Maternal Adolescent and Child Health Unit, University of the Witwatersand, 155 Juniper Road, Overport, Durban 4091, South Africa. Electronic address: .
The Journal of infection (Impact Factor: 4.02). 10/2013; DOI: 10.1016/j.jinf.2013.09.015
Source: PubMed

ABSTRACT The elimination of new HIV infections in infants and children is part of a broader global commitment by the United Nations. Prevention of Mother to Child transmission (PMTCT) programmes have prevented 350 000 new HIV infections with the use of antiretroviral therapy (ARVs) for pregnant women who are HIV infected, and the majority of these gains were in sub-Saharan Africa. Coverage of PMTCT programmes throughout Africa is variable resulting in many women not having access to the appropriate interventions in the antenatal care setting to prevent vertical transmission. The global elimination target requires a 90% reduction of new child infections and to decrease MTCT to <5% which potentially can be achieved utilising the four pronged approach proposed by the World Health Organization.

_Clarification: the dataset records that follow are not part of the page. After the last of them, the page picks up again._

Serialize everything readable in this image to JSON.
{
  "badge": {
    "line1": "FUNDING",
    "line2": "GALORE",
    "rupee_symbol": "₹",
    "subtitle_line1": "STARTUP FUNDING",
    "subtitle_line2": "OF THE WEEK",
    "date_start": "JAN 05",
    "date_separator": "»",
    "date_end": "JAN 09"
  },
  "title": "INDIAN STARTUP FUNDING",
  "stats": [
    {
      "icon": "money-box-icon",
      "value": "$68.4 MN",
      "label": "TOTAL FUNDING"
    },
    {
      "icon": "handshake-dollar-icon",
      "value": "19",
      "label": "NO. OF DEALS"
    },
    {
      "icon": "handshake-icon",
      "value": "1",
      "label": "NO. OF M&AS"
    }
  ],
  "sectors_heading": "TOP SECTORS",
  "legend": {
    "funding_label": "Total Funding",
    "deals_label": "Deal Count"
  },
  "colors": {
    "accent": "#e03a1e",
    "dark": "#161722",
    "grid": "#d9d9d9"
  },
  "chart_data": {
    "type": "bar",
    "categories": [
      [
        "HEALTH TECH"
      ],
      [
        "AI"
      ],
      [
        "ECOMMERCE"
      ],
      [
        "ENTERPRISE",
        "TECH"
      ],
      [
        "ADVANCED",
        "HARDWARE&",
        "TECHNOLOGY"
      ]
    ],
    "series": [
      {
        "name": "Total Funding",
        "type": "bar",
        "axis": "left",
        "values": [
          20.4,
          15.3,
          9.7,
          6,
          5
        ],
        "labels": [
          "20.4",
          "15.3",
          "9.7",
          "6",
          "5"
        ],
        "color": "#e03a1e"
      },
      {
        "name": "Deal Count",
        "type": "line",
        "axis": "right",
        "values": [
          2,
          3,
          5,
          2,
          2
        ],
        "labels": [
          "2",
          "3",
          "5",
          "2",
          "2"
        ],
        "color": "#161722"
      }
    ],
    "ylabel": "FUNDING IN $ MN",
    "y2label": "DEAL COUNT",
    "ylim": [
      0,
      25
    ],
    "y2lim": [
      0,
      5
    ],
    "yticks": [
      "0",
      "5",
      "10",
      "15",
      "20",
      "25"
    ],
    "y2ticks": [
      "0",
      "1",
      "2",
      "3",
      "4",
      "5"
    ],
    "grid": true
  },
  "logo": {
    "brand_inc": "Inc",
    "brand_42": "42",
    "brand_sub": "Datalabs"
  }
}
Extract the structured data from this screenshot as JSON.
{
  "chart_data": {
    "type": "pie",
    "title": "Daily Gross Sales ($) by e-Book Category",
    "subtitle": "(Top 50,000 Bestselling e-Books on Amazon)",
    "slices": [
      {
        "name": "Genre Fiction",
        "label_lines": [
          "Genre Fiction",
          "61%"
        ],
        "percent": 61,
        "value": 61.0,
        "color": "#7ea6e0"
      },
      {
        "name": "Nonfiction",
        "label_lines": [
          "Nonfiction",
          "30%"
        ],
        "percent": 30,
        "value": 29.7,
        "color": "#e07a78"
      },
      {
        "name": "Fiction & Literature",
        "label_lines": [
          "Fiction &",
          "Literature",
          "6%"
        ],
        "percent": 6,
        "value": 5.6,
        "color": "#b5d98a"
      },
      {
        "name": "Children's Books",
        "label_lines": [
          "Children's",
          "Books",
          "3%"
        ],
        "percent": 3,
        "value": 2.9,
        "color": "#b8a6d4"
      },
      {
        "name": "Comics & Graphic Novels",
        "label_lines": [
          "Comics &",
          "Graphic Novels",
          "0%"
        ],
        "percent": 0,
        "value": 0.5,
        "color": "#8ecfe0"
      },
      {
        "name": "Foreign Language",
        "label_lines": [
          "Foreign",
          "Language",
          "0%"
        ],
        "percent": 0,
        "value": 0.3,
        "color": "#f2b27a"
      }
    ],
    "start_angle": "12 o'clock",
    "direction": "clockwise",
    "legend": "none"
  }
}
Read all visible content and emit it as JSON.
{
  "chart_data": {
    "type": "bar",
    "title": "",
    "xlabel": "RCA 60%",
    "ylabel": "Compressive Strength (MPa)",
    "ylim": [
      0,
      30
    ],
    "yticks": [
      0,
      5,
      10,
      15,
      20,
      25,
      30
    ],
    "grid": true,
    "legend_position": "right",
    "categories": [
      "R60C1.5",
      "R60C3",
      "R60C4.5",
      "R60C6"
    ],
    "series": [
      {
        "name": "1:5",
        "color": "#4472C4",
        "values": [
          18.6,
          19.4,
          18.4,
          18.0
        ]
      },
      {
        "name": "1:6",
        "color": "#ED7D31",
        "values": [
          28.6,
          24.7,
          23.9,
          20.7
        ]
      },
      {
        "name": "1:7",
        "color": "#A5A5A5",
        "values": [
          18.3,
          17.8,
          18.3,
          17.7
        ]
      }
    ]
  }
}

Family planning messages and provision of contraception methods to avoid unplanned pregnancies are shown to be more effective than HIV Counselling and Testing [HCT] and single dose Nevirapine in averting transmission of perinatal HIV infection. Child survival goes beyond HIV-free survival and safe breastfeeding prevents 13% of deaths under 5 years of age rendering it essential to reduce under-5 mortality. Health systems strengthening to deliver more complex regimens either for prevention purposes or the mothers own health is an important part of a broader continuum of interventions which will depend on the effective delivery of current treatment modalities, development of new prevention interventions including a vaccine, and include prevention of unplanned pregnancies and primary prevention of HIV infections in the mother.